Ready Seafood was also the first seafood company in the country to employ an on-site marine biologist, Curt Brown, to create a lobster-focused research program. In 2018, it became the first private company to fund public lobster research that will benefit the entire industry, competitors included. Ready Lobster contributes $75,000 per year to support the work of University of Maine lobster scientist Rick Wahle, with additional funding from Red Lobster, Cranberry Isles Fishermen’s Co-op, and Thurston’s Lobster Pound. The research team quantifies the number of baby lobsters along the state’s coast to better understand the animals’ population dynamics and respond to an ever-changing environment. 
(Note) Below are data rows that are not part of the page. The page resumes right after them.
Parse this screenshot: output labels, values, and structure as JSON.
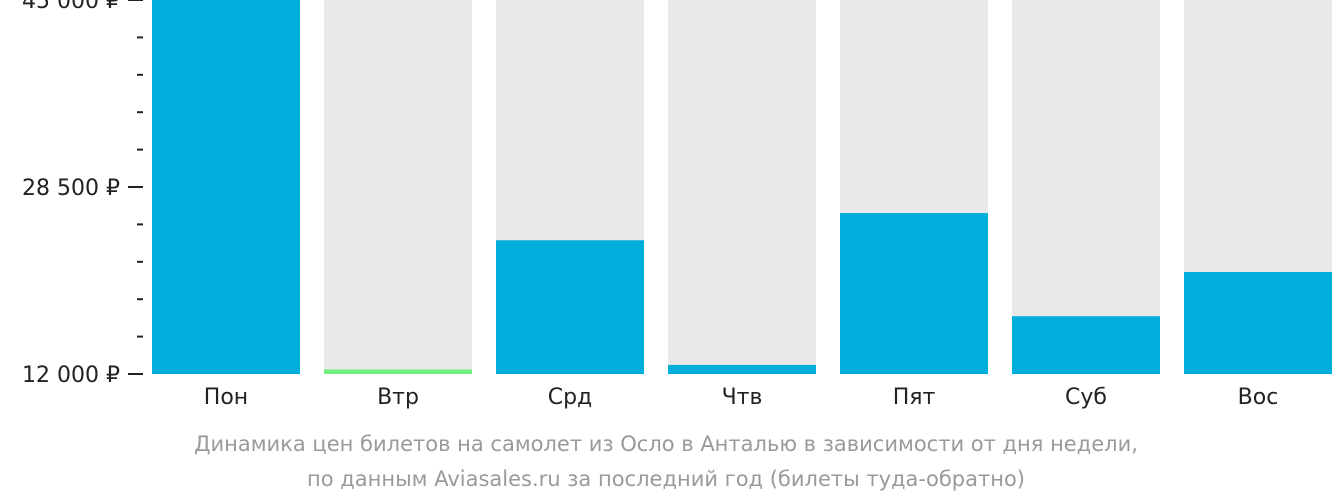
{
  "chart_data": {
    "type": "bar",
    "categories": [
      "Пон",
      "Втр",
      "Срд",
      "Чтв",
      "Пят",
      "Суб",
      "Вос"
    ],
    "values": [
      45000,
      12400,
      23800,
      12800,
      26200,
      17100,
      21000
    ],
    "highlight_index": 1,
    "ylim": [
      12000,
      45000
    ],
    "yticks": [
      {
        "value": 45000,
        "label": "45 000 ₽"
      },
      {
        "value": 28500,
        "label": "28 500 ₽"
      },
      {
        "value": 12000,
        "label": "12 000 ₽"
      }
    ],
    "minor_ticks_between": 4,
    "colors": {
      "bar": "#00aedc",
      "highlight": "#72f07e",
      "background_bar": "#e8e8e8",
      "text": "#222222",
      "caption": "#9a9a9a"
    },
    "caption": [
      "Динамика цен билетов на самолет из Осло в Анталью в зависимости от дня недели,",
      "по данным Aviasales.ru за последний год (билеты туда-обратно)"
    ]
  }
}
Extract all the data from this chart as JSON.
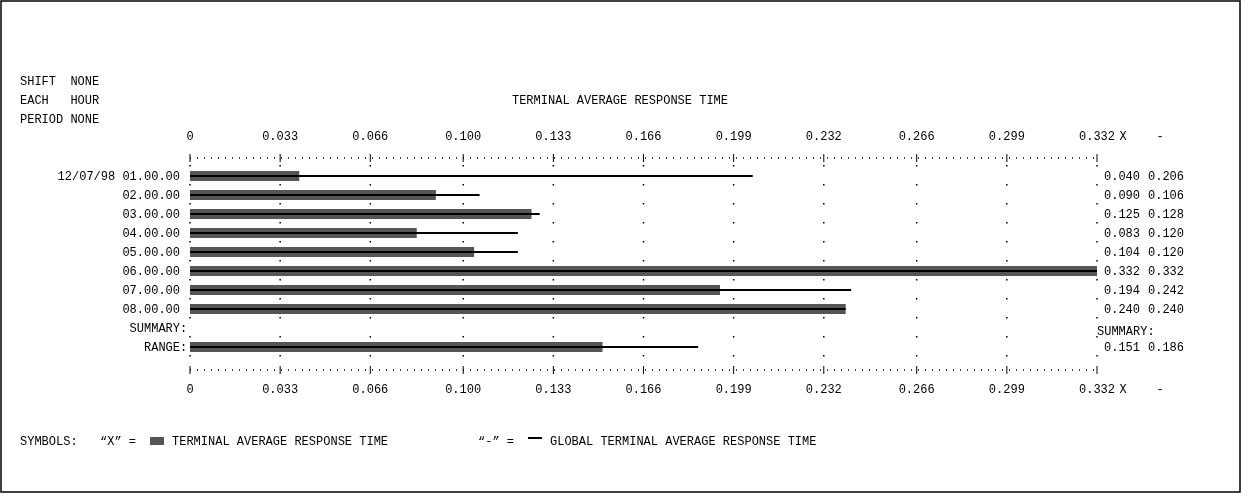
{
  "chart_data": {
    "type": "bar",
    "orientation": "horizontal",
    "title": "TERMINAL AVERAGE RESPONSE TIME",
    "categories": [
      "12/07/98 01.00.00",
      "02.00.00",
      "03.00.00",
      "04.00.00",
      "05.00.00",
      "06.00.00",
      "07.00.00",
      "08.00.00",
      "SUMMARY",
      "RANGE"
    ],
    "series": [
      {
        "name": "TERMINAL AVERAGE RESPONSE TIME",
        "color": "#555555",
        "values": [
          0.04,
          0.09,
          0.125,
          0.083,
          0.104,
          0.332,
          0.194,
          0.24,
          null,
          0.151
        ],
        "value_labels": [
          "0.040",
          "0.090",
          "0.125",
          "0.083",
          "0.104",
          "0.332",
          "0.194",
          "0.240",
          null,
          "0.151"
        ]
      },
      {
        "name": "GLOBAL TERMINAL AVERAGE RESPONSE TIME",
        "color": "#000000",
        "values": [
          0.206,
          0.106,
          0.128,
          0.12,
          0.12,
          0.332,
          0.242,
          0.24,
          null,
          0.186
        ],
        "value_labels": [
          "0.206",
          "0.106",
          "0.128",
          "0.120",
          "0.120",
          "0.332",
          "0.242",
          "0.240",
          null,
          "0.186"
        ]
      }
    ],
    "xlim": [
      0,
      0.332
    ],
    "xticks": [
      0,
      0.033,
      0.066,
      {
        "value": 0.1,
        "label": "0.100"
      },
      0.133,
      0.166,
      0.199,
      0.232,
      0.266,
      0.299,
      0.332
    ],
    "x2lim": [
      0,
      0.332
    ],
    "x2ticks": [
      0,
      0.033,
      0.066,
      {
        "value": 0.1,
        "label": "0.100"
      },
      0.133,
      0.166,
      0.199,
      0.232,
      0.266,
      0.299,
      0.332
    ],
    "grid": "x",
    "legend": "bottom",
    "legend_title": "SYMBOLS:",
    "annotations": [
      "SHIFT  NONE",
      "EACH   HOUR",
      "PERIOD NONE",
      "X",
      "-",
      "X",
      "-",
      "SUMMARY:",
      "“X” =",
      "“-” =",
      ":",
      ":"
    ]
  }
}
“We know next to nothing about lobster settlement in waters deeper than 30 feet. I just find that staggering. If you look at the Gulf of Maine, if you look at lobster habitat in general, the majority of where lobsters live is deeper than 30 feet of water,” Brown noted to the Portland Press Herald. “With all this fishery means to Maine, all the people depending on it, we need to know exactly what’s happening to the babies, exactly what’s going on on the bottom, whether it’s good or bad,” Brendan added

Video Courtesy Ready Seafood

Ready Seafood also runs an education outreach program, through which employees teach local elementary, middle, and high school students about the industry, and offers internship programs for college students. “Education is at the core of our community involvement, and we are committed to educating and inspiring the next generation of lobstermen and women, scientists and stewards of the sea,” the company says

Some of these initiatives extend to other industries, such as agriculture. In 2022, for example, the company provided lobster shells to support the work of Katie Ashley, a plant science Ph.D. student, as she assessed how adding varying amounts of cooked, dried, and ground lobster shells, contributing an ingredient called chitin to the soil, could help prevent potato diseases such as early potato dying syndrome. The project offers a second life to shells from processed lobsters that would otherwise go to landfills. “We have these really valuable resources; why aren’t we using them yet? This presents an opportunity to connect the potato and lobster industries and utilize shellfish byproducts, which would otherwise enter the waste stream,” Ashley explained.  

As John and Brendan summarized, “Maybe we can’t get you out on the boat with us today or package up the way it feels to be out there on the water… But we hope to let you taste a little of our way of life by capturing the utmost in freshness, purity, and sustainability in every lobster we sell.”